In 1994 and 1995 Jim was elected president of the Institute of Nuclear Materials Management (INMM), an international technical professional society devoted to all aspects of improving the management of nuclear materials. The INMM elevated him to the rank of Fellow in 2000. Jim is currently the U.S. member of the IAEA Director General's Standing Advisory Group on Safeguards Implementation (SAGSI).

Jim received a BA in physics from The Johns Hopkins University in 1967 and a PhD in nuclear physics from Rutgers University in 1972. He has been a member of APS since 1971.


Frank von Hippel, a theoretical physicist, is a Professor of Public and International Affairs at Princeton University and co-principal investigator of Princeton's research Program on Science and Global Security. From September 1993 through 1994, while Assistant Director for National Security in the White House Office of Science and Technology Policy, he played a major role in developing U.S.-Russian cooperative programs to increase the security of Russian nuclear-weapons-useable materials.

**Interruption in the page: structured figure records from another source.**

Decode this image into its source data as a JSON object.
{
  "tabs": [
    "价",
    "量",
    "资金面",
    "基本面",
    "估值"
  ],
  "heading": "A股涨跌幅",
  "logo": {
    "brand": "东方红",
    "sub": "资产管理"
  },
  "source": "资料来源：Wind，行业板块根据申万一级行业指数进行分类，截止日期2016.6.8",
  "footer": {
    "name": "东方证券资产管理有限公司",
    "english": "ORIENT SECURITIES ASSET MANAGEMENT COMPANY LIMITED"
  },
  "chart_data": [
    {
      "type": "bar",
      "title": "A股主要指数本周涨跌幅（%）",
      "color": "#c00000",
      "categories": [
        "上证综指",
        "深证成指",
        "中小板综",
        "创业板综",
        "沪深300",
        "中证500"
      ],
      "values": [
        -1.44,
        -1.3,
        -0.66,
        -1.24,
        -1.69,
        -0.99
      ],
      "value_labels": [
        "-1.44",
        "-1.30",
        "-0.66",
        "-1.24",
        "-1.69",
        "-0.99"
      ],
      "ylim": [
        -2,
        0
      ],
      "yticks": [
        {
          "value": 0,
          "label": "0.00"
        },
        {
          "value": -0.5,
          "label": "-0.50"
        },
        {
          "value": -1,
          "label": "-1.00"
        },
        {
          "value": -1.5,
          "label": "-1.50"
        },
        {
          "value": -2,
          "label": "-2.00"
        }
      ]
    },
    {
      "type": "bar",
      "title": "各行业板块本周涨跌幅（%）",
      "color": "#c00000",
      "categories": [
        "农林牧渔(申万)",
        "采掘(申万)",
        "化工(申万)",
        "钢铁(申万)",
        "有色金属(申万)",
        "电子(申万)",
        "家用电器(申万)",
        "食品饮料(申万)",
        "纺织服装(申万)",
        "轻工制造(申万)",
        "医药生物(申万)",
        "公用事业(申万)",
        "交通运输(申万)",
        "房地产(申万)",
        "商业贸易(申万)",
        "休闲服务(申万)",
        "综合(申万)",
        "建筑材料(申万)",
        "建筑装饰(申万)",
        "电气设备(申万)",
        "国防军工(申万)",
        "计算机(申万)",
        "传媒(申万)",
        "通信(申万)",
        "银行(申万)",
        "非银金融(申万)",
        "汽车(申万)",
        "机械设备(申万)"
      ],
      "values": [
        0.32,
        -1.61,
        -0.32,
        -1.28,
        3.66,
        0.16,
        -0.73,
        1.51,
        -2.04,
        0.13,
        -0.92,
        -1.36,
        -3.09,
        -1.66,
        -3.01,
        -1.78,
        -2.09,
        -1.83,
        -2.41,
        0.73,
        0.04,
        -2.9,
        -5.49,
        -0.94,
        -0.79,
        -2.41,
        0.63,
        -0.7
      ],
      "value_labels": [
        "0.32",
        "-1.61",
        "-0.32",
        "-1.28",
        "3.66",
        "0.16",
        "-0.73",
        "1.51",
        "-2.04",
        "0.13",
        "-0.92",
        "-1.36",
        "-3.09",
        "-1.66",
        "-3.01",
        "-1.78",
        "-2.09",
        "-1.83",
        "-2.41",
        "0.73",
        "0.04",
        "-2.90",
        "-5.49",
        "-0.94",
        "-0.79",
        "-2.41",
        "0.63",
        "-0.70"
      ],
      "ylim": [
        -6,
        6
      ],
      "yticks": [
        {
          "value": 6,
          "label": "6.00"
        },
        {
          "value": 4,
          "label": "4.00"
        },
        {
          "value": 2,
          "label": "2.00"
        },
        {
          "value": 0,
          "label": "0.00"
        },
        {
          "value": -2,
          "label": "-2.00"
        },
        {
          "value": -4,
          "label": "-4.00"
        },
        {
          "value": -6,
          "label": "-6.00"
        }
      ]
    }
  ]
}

He is the chairman of the American Physical Society’s Panel on Public Affairs and chairman of the editorial board of Science & Global Security.

Since the early 1980's von Hippel’s research has focused on developing the analytical basis for: deep cuts in the U.S. and Soviet/Russian nuclear stockpiles; removal of their ballistic missiles from launch-on-warning alert; verified nuclear-warhead elimination; a comprehensive nuclear-warhead test ban; and ending production, minimizing use and disposing of excess nuclear-weapons-useable fissile materials.

In 1977, von Hippel shared with Joel Primack the American Physical Society's Forum Award for Promoting the Understanding of the Relationship of Physics and Society in their book, Advice and Dissent: Scientists in the Political Arena. In 1991, the American Institute of Physics published a collection of his articles under the title, Citizen Scientist, in its "Masters of Physics" series. In 1993 he was awarded a 5-year MacArthur Prize Fellowship. In 1994 he received the American Association for the Advancement of Sciences' Hilliard Roderick Prize for Science, Arms Control and International Security.